Sublimation in Space: From Comets to Mars Ice Caps

How sublimation shapes comets, planets, and our understanding of the solar system.

← Back to Blog
📅 Apr 12, 2026 Space ⏱️ 7 min read ✍️ SolidToGas Team

Sublimation Beyond Earth

In the vacuum of space, where pressures approach zero, sublimation is one of the dominant phase transitions. It shapes comets, drives planetary weather, and helps scientists study distant worlds.

Comet Tails: Sublimation in Action

Comets are essentially "dirty snowballs" — mixtures of water ice, frozen CO₂, methane, and dust. As a comet approaches the Sun, solar radiation heats its surface. In the near-vacuum of space, these ices sublime directly into gas, creating the spectacular coma (fuzzy atmosphere) and tail that can stretch millions of kilometers.

The dust tail (curved, yellowish) contains particles released as ices sublime away. The ion tail (straight, blue) consists of ionized gas swept by the solar wind.

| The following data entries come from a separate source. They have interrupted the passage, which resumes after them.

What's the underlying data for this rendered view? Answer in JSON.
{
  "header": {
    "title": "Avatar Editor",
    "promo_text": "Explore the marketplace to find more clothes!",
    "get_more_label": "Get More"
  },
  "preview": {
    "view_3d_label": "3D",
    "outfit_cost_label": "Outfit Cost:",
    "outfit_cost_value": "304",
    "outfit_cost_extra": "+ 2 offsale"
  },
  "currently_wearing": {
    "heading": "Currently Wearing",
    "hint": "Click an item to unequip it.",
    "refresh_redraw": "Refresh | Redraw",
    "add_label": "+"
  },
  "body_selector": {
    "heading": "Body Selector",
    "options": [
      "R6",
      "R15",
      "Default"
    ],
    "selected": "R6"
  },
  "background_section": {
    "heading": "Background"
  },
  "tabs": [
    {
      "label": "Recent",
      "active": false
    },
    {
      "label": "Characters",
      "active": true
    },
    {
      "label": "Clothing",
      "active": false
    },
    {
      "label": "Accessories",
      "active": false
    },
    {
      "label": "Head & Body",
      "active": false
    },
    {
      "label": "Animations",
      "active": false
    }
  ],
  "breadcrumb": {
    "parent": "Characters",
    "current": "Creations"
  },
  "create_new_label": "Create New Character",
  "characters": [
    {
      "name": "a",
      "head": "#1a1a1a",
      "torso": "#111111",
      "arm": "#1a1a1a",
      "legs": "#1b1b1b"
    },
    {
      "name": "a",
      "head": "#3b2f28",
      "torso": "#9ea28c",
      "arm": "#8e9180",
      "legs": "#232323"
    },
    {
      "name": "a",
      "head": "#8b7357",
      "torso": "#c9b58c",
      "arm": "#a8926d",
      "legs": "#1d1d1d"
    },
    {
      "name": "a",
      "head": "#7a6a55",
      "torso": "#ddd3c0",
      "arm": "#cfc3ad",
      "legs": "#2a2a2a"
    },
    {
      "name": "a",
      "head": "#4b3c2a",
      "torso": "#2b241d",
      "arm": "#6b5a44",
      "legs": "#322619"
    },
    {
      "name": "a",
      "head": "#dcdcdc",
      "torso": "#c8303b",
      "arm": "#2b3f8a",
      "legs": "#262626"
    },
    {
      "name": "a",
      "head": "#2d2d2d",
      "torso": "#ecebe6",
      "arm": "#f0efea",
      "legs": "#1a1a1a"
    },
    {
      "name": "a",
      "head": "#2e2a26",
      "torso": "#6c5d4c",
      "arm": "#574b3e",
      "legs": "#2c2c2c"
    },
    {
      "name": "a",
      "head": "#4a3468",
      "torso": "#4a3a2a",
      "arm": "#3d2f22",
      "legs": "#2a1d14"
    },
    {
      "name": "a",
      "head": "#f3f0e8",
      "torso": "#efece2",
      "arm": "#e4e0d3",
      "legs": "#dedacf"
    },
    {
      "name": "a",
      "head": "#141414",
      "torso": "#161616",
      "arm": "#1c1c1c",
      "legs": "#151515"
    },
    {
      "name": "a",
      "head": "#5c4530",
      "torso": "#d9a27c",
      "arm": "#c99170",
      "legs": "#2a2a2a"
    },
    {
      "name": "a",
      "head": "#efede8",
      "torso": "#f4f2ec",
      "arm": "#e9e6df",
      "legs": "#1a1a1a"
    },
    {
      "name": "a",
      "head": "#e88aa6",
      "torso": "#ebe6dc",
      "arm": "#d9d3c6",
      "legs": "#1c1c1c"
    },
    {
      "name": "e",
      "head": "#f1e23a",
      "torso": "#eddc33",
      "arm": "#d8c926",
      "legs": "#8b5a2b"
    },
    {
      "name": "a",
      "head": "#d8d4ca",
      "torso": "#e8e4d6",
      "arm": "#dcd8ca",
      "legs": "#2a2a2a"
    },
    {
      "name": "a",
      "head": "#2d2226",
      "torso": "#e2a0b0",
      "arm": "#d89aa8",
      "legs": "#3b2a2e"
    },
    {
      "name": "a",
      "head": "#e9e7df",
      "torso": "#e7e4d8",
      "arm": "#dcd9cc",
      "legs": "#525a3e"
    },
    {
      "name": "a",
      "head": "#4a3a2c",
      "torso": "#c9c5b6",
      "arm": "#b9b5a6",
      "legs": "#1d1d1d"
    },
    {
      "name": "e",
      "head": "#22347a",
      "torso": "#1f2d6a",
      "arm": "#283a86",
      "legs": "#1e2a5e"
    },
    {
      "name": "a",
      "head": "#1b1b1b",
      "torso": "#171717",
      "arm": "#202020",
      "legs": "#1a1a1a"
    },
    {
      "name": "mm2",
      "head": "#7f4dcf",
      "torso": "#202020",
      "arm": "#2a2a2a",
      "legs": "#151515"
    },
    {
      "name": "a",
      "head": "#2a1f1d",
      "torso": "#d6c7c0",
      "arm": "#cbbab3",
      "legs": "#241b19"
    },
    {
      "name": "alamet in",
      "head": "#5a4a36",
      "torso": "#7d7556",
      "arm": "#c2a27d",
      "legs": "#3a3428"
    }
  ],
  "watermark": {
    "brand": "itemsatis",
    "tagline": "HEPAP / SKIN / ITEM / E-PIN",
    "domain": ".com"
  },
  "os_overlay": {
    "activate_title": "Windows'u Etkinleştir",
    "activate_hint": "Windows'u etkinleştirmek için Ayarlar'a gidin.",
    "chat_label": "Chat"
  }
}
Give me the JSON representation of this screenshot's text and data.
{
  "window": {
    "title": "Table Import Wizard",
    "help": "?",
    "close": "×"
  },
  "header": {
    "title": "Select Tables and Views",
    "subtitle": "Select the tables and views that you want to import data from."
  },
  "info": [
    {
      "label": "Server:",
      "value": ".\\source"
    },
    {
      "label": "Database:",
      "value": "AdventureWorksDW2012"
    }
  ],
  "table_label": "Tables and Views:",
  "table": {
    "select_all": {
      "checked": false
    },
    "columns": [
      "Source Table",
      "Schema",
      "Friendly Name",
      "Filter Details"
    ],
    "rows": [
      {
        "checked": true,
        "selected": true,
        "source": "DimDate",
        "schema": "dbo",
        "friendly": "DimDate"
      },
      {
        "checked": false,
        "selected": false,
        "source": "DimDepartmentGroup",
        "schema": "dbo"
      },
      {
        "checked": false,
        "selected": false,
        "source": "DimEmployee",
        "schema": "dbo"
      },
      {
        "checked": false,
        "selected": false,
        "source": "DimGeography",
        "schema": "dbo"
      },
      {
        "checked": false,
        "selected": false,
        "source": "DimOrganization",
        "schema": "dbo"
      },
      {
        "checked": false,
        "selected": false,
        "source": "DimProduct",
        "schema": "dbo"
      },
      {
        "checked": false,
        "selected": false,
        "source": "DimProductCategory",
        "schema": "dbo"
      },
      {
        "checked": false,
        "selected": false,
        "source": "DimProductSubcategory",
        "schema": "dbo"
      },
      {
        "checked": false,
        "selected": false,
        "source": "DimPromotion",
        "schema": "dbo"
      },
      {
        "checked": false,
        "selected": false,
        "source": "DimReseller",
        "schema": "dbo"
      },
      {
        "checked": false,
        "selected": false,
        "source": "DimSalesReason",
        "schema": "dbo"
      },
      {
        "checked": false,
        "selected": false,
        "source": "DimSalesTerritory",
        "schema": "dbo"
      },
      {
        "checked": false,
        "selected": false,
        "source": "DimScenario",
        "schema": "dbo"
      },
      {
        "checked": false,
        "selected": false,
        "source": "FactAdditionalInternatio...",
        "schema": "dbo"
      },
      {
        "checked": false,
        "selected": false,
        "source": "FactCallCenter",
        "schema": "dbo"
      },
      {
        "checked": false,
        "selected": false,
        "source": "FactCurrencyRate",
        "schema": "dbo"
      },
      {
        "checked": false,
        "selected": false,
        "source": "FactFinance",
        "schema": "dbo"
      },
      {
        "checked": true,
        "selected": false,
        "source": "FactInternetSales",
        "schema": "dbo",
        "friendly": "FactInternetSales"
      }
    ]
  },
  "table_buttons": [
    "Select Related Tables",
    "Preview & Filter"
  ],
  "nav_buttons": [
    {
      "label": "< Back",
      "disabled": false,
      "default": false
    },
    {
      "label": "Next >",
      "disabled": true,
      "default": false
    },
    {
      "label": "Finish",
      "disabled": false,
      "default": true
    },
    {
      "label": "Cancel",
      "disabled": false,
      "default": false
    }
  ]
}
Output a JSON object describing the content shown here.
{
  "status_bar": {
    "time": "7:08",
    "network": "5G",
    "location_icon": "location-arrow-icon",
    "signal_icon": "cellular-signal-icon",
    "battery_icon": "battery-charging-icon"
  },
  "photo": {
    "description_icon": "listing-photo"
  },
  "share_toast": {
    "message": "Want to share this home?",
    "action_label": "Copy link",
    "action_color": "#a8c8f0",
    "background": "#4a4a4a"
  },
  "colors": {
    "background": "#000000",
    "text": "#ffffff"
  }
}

Mars: Seasonal Sublimation Cycles

Mars' polar ice caps are composed of both water ice and frozen CO₂ (dry ice). During Martian spring and summer, the CO₂ ice sublimes directly into the thin atmosphere (average pressure: 6.1 mbar — near CO₂'s triple point). This seasonal sublimation cycle causes atmospheric pressure variations of up to 25%.

Pluto and Beyond

Even Pluto experiences sublimation. Its thin nitrogen atmosphere is maintained by sublimation of surface nitrogen ice when the dwarf planet is closer to the Sun. As Pluto recedes, the atmosphere gradually freezes back onto the surface through deposition.

Understanding sublimation in space helps scientists predict comet behavior, plan Mars missions, and interpret data from distant planetary bodies.